# What is the oldest orthography?



## rushalaim

There is the text in Septuagint Exodus 12.10, 46 
καὶ ὀστοῦν οὐ συντρί*ψε*τε ἀπ᾿ αὐτοῦ 

There is the quotation of that text in the Gospel of John 19.36 
ὀστοῦν οὐ συντρι*βήσε*ται αὐτοῦ 

What text's orthography is the oldest?


----------



## Perseas

Hi,
I don't know which is older, but in case you're interested:
"συντρί*ψε*τε" means "you will smash" (pl.)
"συντρι*βήσε*ται" means "it will be smashed".


----------



## Acestor

The forms themselves are contemporary, i.e. you will find both forms in both the Septuagint and the New Testament. For example, you will find συντριβήσεται in the Psalms in the same context. However, as Perseas points out, they are two different forms, active and passive respectively.


----------



## sotos

The two forms are probably taken from different manuscripts. You have to look up in the academic bibliography to find which is from which.


----------



## Acestor

You haven’t read the question carefully, Sotos. The first quotation comes from the Septuagint, of the 3rd-2nd century BCE. The second comes from the Gospel of John, of about AD 100. However, both forms belong to Koine Greek.


----------



## rushalaim

sotos said:


> The two forms are probably taken from different manuscripts. You have to look up in the academic bibliography to find which is from which.

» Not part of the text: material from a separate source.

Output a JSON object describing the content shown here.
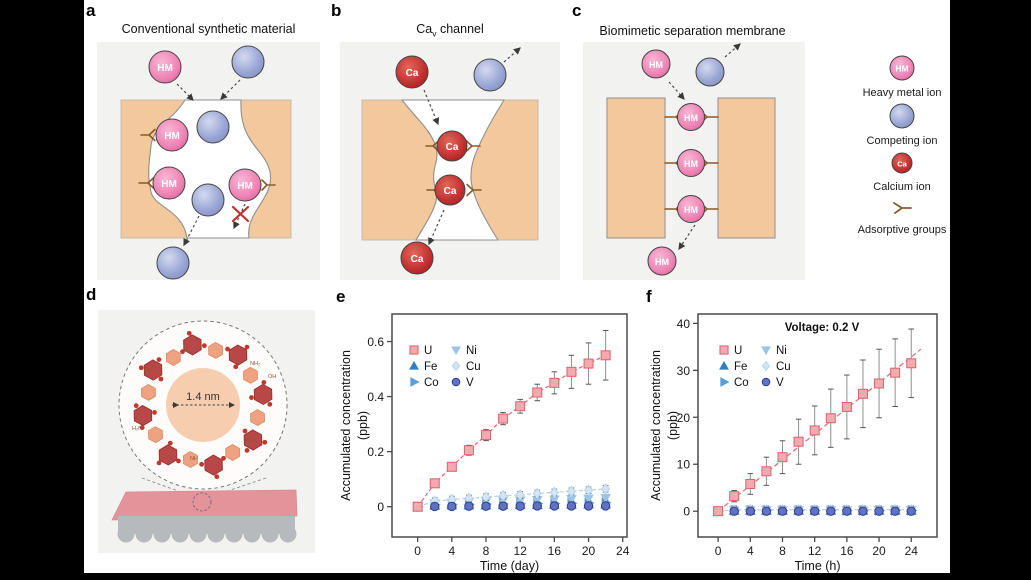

The earliest full manuscript is the Codex Vaticanus what writes: 
(Exodus 12.10) ΚΑΙΟCΤΟΥΝΟΥ*CΥΝΤΡΙΨΕΤΑΙ*ΑΠΑΥΤΟΥ 
(John 19.36) ΟCΤΟΥΝΟΥ*CΥΝΤΡΙΒΗCΕΤΑΙ*ΑΥTΟΥ


----------



## Acestor

I guess the two important elements here are (1) which version of the scriptures the author of the Gospel of John was familiar with and (2) whether the author of the Gospel of John aimed at quoting it verbatim.


----------



## sotos

rushalaim said:


> The earliest full manuscript is the Codex Vaticanus what writes:
> (Exodus 12.10) ΚΑΙΟCΤΟΥΝΟΥ*CΥΝΤΡΙΨΕΤΑΙ*ΑΠΑΥΤΟΥ
> (John 19.36) ΟCΤΟΥΝΟΥ*CΥΝΤΡΙΒΗCΕΤΑΙ*ΑΥTΟΥ



Other, later, manuscripts with different orthography, may be copies of equally old originals, that have been lost.


----------